Simon avait des économies. Il lisait La Calprenède. Mais les choses allèrent de mieux en mieux. Mᵐᵉ Simon eut l’année suivante une autre couche heureuse: elle mit au monde trois beaux garçons. Les journaux annoncèrent que la mère et les enfants se portaient bien; l’Assistance publique s’en inquiéta, elle envoya deux chèvres à la pauvre mère pour l’aider à nourrir son intéressante famille. Huit jours après, la pauvre femme était morte; et les pauvres petits, malgré tous les soins des voisins, suivirent leur mère quelques jours après. Croyez donc les journaux, après cela! Le coup fut terrible au cœur du pauvre Jacques Simon: il conserva la chambre de sa femme telle que celle-ci l’avait laissée; il loua un grenier pour ses chèvres, et dès ce jour il se crut Némorin.

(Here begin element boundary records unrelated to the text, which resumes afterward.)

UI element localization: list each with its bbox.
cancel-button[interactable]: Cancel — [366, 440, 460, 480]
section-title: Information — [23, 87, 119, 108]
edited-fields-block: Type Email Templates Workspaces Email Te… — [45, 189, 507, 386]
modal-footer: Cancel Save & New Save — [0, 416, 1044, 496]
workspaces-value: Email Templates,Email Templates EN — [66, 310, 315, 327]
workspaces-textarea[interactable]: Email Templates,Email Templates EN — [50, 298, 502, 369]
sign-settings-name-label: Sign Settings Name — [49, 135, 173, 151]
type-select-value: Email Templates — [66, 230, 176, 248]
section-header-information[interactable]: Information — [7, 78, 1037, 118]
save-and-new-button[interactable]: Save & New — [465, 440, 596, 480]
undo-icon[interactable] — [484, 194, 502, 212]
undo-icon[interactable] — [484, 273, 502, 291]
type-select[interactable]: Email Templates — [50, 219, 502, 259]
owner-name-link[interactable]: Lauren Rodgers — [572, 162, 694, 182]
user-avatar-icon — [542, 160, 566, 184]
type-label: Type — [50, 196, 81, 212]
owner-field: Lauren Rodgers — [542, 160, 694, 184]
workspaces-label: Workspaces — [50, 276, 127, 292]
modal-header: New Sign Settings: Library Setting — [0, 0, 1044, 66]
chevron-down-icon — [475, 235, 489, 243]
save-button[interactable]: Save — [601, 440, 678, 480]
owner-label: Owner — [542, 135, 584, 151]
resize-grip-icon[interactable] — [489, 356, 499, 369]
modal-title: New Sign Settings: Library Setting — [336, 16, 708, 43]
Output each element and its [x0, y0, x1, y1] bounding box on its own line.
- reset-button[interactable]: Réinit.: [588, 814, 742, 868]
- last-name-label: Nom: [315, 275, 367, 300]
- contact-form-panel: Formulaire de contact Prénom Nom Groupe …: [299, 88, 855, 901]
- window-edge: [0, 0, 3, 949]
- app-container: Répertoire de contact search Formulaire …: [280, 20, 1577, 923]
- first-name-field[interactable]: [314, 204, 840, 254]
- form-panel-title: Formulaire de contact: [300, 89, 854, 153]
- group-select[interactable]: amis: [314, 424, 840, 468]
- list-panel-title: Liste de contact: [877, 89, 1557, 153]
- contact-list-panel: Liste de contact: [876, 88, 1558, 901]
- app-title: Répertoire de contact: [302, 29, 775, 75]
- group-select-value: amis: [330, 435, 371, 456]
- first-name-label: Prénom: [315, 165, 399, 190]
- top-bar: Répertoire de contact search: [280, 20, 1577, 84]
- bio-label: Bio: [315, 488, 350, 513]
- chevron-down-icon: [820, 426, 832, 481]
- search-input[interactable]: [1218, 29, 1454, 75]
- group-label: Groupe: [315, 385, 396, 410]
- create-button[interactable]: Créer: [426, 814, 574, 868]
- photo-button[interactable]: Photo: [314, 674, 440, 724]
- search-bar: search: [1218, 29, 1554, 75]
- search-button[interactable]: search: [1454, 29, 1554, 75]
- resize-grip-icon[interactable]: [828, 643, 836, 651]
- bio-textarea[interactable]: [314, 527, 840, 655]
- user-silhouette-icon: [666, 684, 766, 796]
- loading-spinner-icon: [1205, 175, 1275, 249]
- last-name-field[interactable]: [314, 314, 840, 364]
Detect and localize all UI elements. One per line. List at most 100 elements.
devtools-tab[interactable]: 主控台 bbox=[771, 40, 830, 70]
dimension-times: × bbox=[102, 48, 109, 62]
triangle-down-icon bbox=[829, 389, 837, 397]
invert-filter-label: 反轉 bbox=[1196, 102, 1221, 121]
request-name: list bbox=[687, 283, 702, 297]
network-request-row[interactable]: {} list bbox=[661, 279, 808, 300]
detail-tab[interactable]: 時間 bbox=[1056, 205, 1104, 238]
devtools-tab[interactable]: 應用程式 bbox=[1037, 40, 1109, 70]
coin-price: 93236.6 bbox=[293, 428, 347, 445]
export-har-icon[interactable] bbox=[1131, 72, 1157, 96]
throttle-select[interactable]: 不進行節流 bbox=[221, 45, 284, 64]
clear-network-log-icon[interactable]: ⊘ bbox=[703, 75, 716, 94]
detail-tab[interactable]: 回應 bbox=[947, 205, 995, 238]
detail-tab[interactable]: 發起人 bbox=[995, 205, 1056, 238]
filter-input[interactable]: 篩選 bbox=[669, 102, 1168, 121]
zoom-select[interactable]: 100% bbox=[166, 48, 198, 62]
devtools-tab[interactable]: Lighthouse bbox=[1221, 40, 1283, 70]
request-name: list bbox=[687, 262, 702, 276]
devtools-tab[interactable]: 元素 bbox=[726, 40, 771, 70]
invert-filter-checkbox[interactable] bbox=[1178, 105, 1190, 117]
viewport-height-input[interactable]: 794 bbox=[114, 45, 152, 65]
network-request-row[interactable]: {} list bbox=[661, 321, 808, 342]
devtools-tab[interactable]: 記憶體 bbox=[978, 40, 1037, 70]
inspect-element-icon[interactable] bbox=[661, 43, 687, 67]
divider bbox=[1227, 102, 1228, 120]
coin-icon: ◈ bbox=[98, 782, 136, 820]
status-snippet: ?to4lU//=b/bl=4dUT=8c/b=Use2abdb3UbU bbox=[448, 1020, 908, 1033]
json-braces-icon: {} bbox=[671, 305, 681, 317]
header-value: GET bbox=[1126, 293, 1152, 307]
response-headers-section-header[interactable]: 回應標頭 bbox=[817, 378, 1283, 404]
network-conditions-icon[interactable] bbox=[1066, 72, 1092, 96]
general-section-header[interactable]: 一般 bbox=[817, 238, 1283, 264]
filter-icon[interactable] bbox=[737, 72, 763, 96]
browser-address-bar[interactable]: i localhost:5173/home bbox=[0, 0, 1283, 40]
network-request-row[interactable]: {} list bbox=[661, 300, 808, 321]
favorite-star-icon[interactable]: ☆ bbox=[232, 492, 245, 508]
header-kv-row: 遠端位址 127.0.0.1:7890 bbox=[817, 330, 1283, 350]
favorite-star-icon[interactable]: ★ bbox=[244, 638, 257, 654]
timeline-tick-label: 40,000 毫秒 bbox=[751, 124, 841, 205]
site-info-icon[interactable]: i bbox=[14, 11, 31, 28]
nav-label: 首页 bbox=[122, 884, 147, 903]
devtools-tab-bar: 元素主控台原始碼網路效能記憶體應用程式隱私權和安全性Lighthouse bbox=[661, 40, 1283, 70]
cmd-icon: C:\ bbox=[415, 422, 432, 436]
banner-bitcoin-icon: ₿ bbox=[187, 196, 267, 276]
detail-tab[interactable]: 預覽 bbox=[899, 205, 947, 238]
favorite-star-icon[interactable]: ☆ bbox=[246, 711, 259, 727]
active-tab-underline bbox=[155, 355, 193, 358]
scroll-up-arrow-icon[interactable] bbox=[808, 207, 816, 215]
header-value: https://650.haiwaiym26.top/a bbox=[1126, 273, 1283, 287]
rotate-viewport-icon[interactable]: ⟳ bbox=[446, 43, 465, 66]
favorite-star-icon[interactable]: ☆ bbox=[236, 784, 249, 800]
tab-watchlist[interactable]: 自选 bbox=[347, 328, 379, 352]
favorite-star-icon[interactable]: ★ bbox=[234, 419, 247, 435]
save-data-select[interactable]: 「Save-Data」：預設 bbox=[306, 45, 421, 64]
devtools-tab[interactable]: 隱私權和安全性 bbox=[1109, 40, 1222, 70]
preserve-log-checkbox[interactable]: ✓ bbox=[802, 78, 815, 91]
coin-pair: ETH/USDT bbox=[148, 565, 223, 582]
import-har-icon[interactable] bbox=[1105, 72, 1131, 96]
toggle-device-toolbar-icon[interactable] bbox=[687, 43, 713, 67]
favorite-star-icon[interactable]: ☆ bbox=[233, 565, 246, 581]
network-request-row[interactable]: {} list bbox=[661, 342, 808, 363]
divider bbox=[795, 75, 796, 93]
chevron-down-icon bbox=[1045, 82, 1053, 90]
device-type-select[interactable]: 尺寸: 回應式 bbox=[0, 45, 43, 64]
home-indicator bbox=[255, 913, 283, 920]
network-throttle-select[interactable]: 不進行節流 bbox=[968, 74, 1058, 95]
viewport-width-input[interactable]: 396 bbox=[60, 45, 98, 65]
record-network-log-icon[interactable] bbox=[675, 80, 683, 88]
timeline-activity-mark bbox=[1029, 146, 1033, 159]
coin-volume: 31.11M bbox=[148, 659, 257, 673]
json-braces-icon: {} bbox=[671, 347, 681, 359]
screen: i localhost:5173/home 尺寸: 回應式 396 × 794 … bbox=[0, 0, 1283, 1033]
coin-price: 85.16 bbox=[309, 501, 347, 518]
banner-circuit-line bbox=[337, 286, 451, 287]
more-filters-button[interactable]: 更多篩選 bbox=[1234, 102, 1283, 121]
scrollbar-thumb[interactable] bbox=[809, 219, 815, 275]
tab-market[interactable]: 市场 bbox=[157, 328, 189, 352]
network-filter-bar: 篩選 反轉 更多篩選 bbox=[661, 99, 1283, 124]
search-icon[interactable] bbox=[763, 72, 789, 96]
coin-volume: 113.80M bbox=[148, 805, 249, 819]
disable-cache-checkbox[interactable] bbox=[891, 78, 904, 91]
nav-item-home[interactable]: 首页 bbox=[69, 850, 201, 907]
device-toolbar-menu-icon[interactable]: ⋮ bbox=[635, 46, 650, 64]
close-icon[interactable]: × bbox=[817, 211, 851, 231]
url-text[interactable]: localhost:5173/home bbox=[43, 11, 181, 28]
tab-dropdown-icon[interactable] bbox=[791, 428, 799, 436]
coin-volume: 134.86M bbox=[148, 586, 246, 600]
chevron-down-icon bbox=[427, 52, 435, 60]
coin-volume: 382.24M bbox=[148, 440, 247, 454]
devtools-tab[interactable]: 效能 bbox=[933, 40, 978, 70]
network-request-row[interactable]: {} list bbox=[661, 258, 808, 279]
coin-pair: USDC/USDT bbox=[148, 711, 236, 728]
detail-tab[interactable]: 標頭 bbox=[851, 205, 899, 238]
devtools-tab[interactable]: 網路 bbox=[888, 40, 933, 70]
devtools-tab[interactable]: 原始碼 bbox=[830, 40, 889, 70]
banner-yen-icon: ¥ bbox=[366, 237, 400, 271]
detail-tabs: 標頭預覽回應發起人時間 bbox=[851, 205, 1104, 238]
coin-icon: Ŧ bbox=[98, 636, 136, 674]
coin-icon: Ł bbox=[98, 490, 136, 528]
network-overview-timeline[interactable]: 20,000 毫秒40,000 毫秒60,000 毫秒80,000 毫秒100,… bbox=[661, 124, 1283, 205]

L’étable au cinquième étage de Jacques Simon est une des choses les plus incroyables de Paris; elle est emménagée comme une ferme du Limousin. Le pauvre homme y passe ses nuits couché près de ses chèvres, sur leur litière; il vit avec elles et pour ainsi dire pour elles. Son troupeau augmente chaque saison: il ne vend ses chevreaux qu’en pleurant le sort qui leur est réservé. Mais, pour nourrir ses deux premiers enfants, il doit travailler. Les dames du quartier, qui connaissent cette grande infortune, le protègent: elles lui achètent son lait, et elles aident ainsi ce pauvre fou. Sa folie est si douce, si paisible, si triste, si résignée, qu’on ne le quitte jamais sans se sentir les paupières humides.

Jacques Simon est une des originalités parisiennes, et c’en est une des plus intéressantes, car c’est certainement la plus infortunée.

Depuis que nous avons parlé des Anges gardiens, ces messieurs se sont piqués d’honneur; ils ont fait faire un grand progrès à leur profession. Nous sommes heureux de savoir que c’est à notre publicité que ce progrès est dû. Ils ont établi de petites voitures à bras, espèce de civières à roues, où les ivrognes sont couchés tout à fait à leur aise. Ils peuvent ainsi regagner leur domicile sans accidents et sans encombre.

Nous profitons de cette occasion pour remercier MM. Chérot, Couëlsse, Roche, Leprévost, anges gardiens de la barrière du Montparnasse, de la lettre toute gracieuse qu’ils nous ont écrite pour nous féliciter d’avoir rendu justice à leur profession si éminemment philanthropique.